Rushing for the exits in Afghanistan would leave a lasting stain on America

Fatima Sultani, 18 a member of Hikeventures mountaineering team, excercises on a hilltop in Kabul, Afghanistan September 11, 2020. Picture taken September 11, 2020. REUTERS/Mohammad Ismail

US President Donald Trump’s last-minute shuffling of senior personnel at the Pentagon, amid what is at best an uncertain endgame for his administration, has renewed speculation that he will attempt to complete the withdrawal of US forces from Afghanistan before Christmas, or in any event before he leaves office.

It is difficult to understand what benefit he, or those around him, might believe would be derived from such an impetuous, damaging, and risky course of action. But proceeding—indeed speeding—down that road would leave a lasting stain not only on the president and his administration, but on our nation. Doing so would end any hope for a decent and responsible peace agreement in Afghanistan, and would also put to rest any prospect that Trump’s legacy might include taking credit for the Afghan peace process that he and his Afghanistan team took the lead in creating.

Right now, US forces are already at their lowest level since the early stages of the US and coalition campaign in Afghanistan. These forces are accompanied on the ground by declining, but still substantial, numbers of NATO and coalition forces. Those partner forces, it bears recalling, rely on the US military for key aspects of support that enable their presence. Were the order given to withdraw US forces completely within four to eight weeks, the result would be not an orderly, safe withdrawal, but an evacuation: hasty, ill-planned, and risky.

The deployment of our military force is a complex enterprise, requiring extensive infrastructure, equipment, and support. It cannot be turned on and off like a switch, and withdrawing is just as complicated an exercise. A complete but planned and orderly withdrawal (which we oppose outside the context of a peace agreement) would be damaging enough. The spectacle of US troops abandoning facilities and equipment, leaving the field in Afghanistan to the Taliban and ISIS, would be broadcast around the world as a symbol of US defeat and humiliation, and of victory for Islamist extremism.

Those who wish the United States harm will toast with champagne or tea, while those who wish the United States well will be dismayed and have their suspicions of Washington as an unreliable partner reinforced. Our allies would need to depart from Afghanistan under similar, ignominious circumstances, leading to heightened concern in many capitals about whether they would want to join the United States in coalition security efforts in the future—something vital to our own security.

And, to underscore the obvious, the United States would be consigning to an even more perilous fate the many Afghan men and women who share the US vision of a peaceful Afghanistan—a partner in combatting violent Islamist extremism and posing no threat to its neighbors—and who have worked with us to advance that vision.

Currently, there is no need for an abrupt decision on withdrawal and the president can claim credit both for having lowered the presence of US forces in Afghanistan to historic levels and for opening the door for peace talks.
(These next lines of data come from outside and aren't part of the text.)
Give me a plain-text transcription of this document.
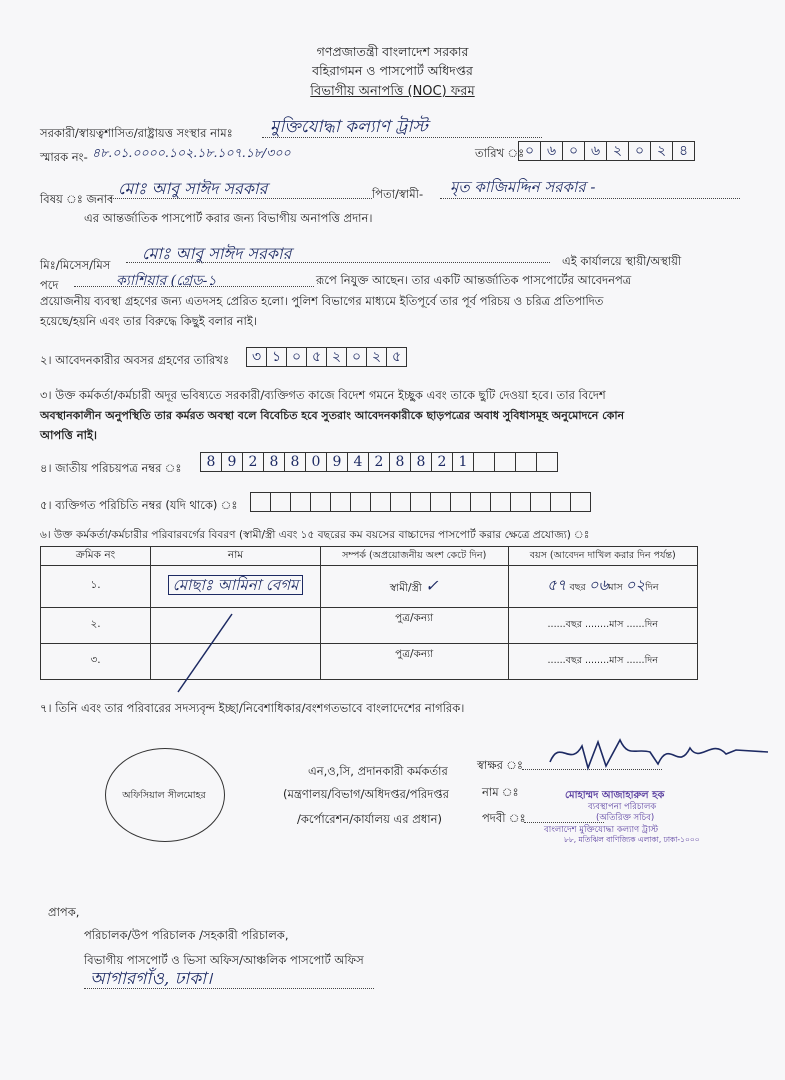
গণপ্রজাতন্ত্রী বাংলাদেশ সরকার
বহিরাগমন ও পাসপোর্ট অধিদপ্তর
বিভাগীয় অনাপত্তি (NOC) ফরম
সরকারী/স্বায়ত্বশাসিত/রাষ্ট্রায়ত্ত সংস্থার নামঃ মুক্তিযোদ্ধা কল্যাণ ট্রাস্ট
স্মারক নং- ৪৮.০১.০০০০.১০২.১৮.১০৭.১৮/৩০০	তারিখ ঃ ০ ৬ ০ ৬ ২ ০ ২ ৪
বিষয় ঃ জনাব
মোঃ আবু সাঈদ সরকার	পিতা/স্বামী- মৃত কাজিমদ্দিন সরকার -
এর আন্তর্জাতিক পাসপোর্ট করার জন্য বিভাগীয় অনাপত্তি প্রদান।
মিঃ/মিসেস/মিস
মোঃ আবু সাঈদ সরকার	এই কার্যালয়ে স্থায়ী/অস্থায়ী
পদে	ক্যাশিয়ার (গ্রেড-১	রূপে নিযুক্ত আছেন। তার একটি আন্তর্জাতিক পাসপোর্টের আবেদনপত্র
প্রয়োজনীয় ব্যবস্থা গ্রহণের জন্য এতদসহ প্রেরিত হলো। পুলিশ বিভাগের মাধ্যমে ইতিপূর্বে তার পূর্ব পরিচয় ও চরিত্র প্রতিপাদিত
হয়েছে/হয়নি এবং তার বিরুদ্ধে কিছুই বলার নাই।
২। আবেদনকারীর অবসর গ্রহণের তারিখঃ	৩ ১ ০ ৫ ২ ০ ২ ৫
৩। উক্ত কর্মকর্তা/কর্মচারী অদূর ভবিষ্যতে সরকারী/ব্যক্তিগত কাজে বিদেশ গমনে ইচ্ছুক এবং তাকে ছুটি দেওয়া হবে। তার বিদেশ
অবস্থানকালীন অনুপস্থিতি তার কর্মরত অবস্থা বলে বিবেচিত হবে সুতরাং আবেদনকারীকে ছাড়পত্রের অবাধ সুবিধাসমূহ অনুমোদনে কোন
আপত্তি নাই।
৪। জাতীয় পরিচয়পত্র নম্বর ঃ	8 9 2 8 8 0 9 4 2 8 8 2 1
৫। ব্যক্তিগত পরিচিতি নম্বর (যদি থাকে) ঃ
৬। উক্ত কর্মকর্তা/কর্মচারীর পরিবারবর্গের বিবরণ (স্বামী/স্ত্রী এবং ১৫ বছরের কম বয়সের বাচ্চাদের পাসপোর্ট করার ক্ষেত্রে প্রযোজ্য) ঃ
ক্রমিক নং	নাম	সম্পর্ক (অপ্রয়োজনীয় অংশ কেটে দিন)	বয়স (আবেদন দাখিল করার দিন পর্যন্ত)
১.	মোছাঃ আমিনা বেগম	স্বামী/স্ত্রী ✓	৫৭ বছর ০৬মাস ০২দিন
২.		পুত্র/কন্যা	......বছর ........মাস ......দিন
৩.		পুত্র/কন্যা	......বছর ........মাস ......দিন
৭। তিনি এবং তার পরিবারের সদস্যবৃন্দ ইচ্ছা/নিবেশাধিকার/বংশগতভাবে বাংলাদেশের নাগরিক।
অফিসিয়াল সীলমোহর
এন,ও,সি, প্রদানকারী কর্মকর্তার
(মন্ত্রণালয়/বিভাগ/অধিদপ্তর/পরিদপ্তর
/কর্পোরেশন/কার্যালয় এর প্রধান)
স্বাক্ষর ঃ
নাম ঃ
পদবী ঃ
মোহাম্মদ আজাহারুল হক
ব্যবস্থাপনা পরিচালক
(অতিরিক্ত সচিব)
বাংলাদেশ মুক্তিযোদ্ধা কল্যাণ ট্রাস্ট
৮৮, মতিঝিল বাণিজ্যিক এলাকা, ঢাকা-১০০০
প্রাপক,
পরিচালক/উপ পরিচালক /সহকারী পরিচালক,
বিভাগীয় পাসপোর্ট ও ভিসা অফিস/আঞ্চলিক পাসপোর্ট অফিস
আগারগাঁও, ঢাকা।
It is ironic that anyone would consider it beneficial to the president or the country to imperil that legacy and US security, in the process dishonoring the sacrifice of the brave American men and women who fought there. 

We hope that speculation about a rushed departure is unfounded, or that those who might be tempted by the prospect will conclude that the damage done would far outweigh whatever benefit they might anticipate. Let the president take credit for what has been achieved, and leave the next stage for Afghanistan to the next administration.
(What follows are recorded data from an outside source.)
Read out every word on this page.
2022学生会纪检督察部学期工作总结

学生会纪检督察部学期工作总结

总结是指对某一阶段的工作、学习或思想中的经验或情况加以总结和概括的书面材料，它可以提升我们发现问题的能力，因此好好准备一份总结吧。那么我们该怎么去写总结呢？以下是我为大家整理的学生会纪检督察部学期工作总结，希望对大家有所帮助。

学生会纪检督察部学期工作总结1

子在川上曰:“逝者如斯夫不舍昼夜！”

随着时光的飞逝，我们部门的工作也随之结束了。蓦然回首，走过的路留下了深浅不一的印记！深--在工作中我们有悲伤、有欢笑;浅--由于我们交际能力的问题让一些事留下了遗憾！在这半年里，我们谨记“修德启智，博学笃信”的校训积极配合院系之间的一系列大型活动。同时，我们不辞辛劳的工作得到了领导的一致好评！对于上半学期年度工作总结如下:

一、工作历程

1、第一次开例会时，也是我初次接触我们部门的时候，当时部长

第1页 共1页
Ambassador James Cunningham was US deputy ambassador to Afghanistan in 2011 and US ambassador to Afghanistan from 2012-2014. He is also a nonresident senior fellow with the Atlantic Council’s South Asia Center.

Ambassador John Negroponte was US deputy secretary of state from 2007-2009 and director of national intelligence from 2005-2007.

Ambassador Ronald E. Neumann was US ambassador to Afghanistan from 2005-2007.

Ambassador Hugo Llorens was US assistant chief of mission in Afghanistan from 2012-2013 and charge d’affairs from 2016-2017.

Ambassador Richard Olson was US special representative for Afghanistan and Pakistan (2015-2016) and previously served at the US Embassy in Afghanistan (2011-2012) as well as US ambassador to the UAE and to Pakistan.

Ambassador Earl Anthony Wayne was US deputy ambassador to Afghanistan and coordinating director for development from 2009-2011. He is also a nonresident senior fellow in the Atlantic Council’s GeoEconomics Center.